Develop a Marketing Strategy Not a List of Advertising Options
It’s easy to tell when an entrepreneur doesn’t have a marketing strategy. I just look for “the list”. The list I’m referring to is when every option available to advertise is listed in the business plan. It will look something like this:
We will market our business using the following:
- Social media
- Online marketing
- Radio advertisements
- Newspaper ads
A list like this tells me nothing about the business and how the business is going to generate sales. This type of list just reminds me of different advertising ideas I already know about. Whenever I see “the list”, the simple question I like to ask is, “how much will all that cost?” Too often the person being asked doesn’t know their costs because he or she hasn’t taken the time to develop a marketing strategy.
There is another problem with “the list”. Even if the costs are well researched and understood, it’s still incomplete. Most marketing isn’t done by means of traditional advertising. So if all you’ve listed is advertising options, you’ve likely ignored the bigger picture of your marketing strategy.
What?

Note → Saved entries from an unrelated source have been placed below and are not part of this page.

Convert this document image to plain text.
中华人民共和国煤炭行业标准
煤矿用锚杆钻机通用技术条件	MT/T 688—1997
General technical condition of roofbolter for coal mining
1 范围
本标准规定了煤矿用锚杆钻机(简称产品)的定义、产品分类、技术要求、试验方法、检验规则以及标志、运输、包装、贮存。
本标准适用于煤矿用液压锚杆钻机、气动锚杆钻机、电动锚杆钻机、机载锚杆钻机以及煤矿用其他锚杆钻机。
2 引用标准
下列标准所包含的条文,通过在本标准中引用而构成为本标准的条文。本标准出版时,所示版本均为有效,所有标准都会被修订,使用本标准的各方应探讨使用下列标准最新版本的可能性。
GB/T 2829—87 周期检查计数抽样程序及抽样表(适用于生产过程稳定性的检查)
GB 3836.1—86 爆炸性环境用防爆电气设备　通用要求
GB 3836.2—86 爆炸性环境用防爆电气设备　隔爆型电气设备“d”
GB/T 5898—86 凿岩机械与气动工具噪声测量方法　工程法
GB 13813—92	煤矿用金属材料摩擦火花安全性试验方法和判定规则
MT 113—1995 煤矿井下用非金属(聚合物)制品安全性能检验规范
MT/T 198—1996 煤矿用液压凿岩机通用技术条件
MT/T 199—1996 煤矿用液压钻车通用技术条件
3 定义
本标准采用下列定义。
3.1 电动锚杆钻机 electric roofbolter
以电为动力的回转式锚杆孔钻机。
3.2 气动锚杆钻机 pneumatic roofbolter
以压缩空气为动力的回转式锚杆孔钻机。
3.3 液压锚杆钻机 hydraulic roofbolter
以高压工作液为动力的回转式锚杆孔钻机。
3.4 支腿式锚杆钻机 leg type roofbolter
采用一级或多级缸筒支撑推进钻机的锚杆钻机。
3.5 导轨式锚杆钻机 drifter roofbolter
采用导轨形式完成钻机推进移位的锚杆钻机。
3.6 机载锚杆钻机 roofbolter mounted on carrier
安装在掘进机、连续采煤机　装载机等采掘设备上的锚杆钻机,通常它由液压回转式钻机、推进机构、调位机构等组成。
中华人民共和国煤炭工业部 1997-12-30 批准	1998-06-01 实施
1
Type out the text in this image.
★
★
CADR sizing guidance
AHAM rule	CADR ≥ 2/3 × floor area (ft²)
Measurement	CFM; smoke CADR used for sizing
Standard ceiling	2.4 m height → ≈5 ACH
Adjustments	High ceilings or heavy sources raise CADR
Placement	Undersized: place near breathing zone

Does Market Research Matter?
When should a business engage in market research? Early and often. Unfortunately too many businesses never engage in market research, or maybe do it once and usually don’t get to it early enough in the planning process. This creates the problem of a confirmation bias. For example, if I’ve already signed a lease or purchased inventory or hired employees, I’m not that interested in seeing market research that suggests I’ve made a mistake or view research that doesn’t support my investment. Instead I’m looking for information that supports what I’m already doing and tend to ignore everything else.
Market research isn’t intended to make us feel good. It’s intended to help us make better decisions. But if the decision is already made and the business owner isn’t willing to change that decision, then there is really no point in doing market research. Yet well thought out plans are well researched plans. It takes a strong, courageous entrepreneur to back down from a bad idea that at one time seemed like a great idea.
Getting it Right – Creating a Marketing Section of Your Business Plan that Makes Sense
Honestly, it’s not difficult to create a marketing section of a business plan that makes sense. Creating a good plan just takes more time and effort and requires some patience and persistence. There’s no “right way” to create a marketing section, but remember the steps outlined in this article. First, make a plan that makes sense and gives direction to how to launch your business. Next, connect the marketing and the financials by creating a marketing sales strategy and showing how you will pay for it. Be sure that your strategy is a plan of action and not just a list of items. And finally, do your research before finalizing your strategy to validate that you have a good plan in place. If you don’t have a good plan in place, pivot and work on something better. It’s amazing what difference you’ll see in your marketing and overall business success with just these simple steps.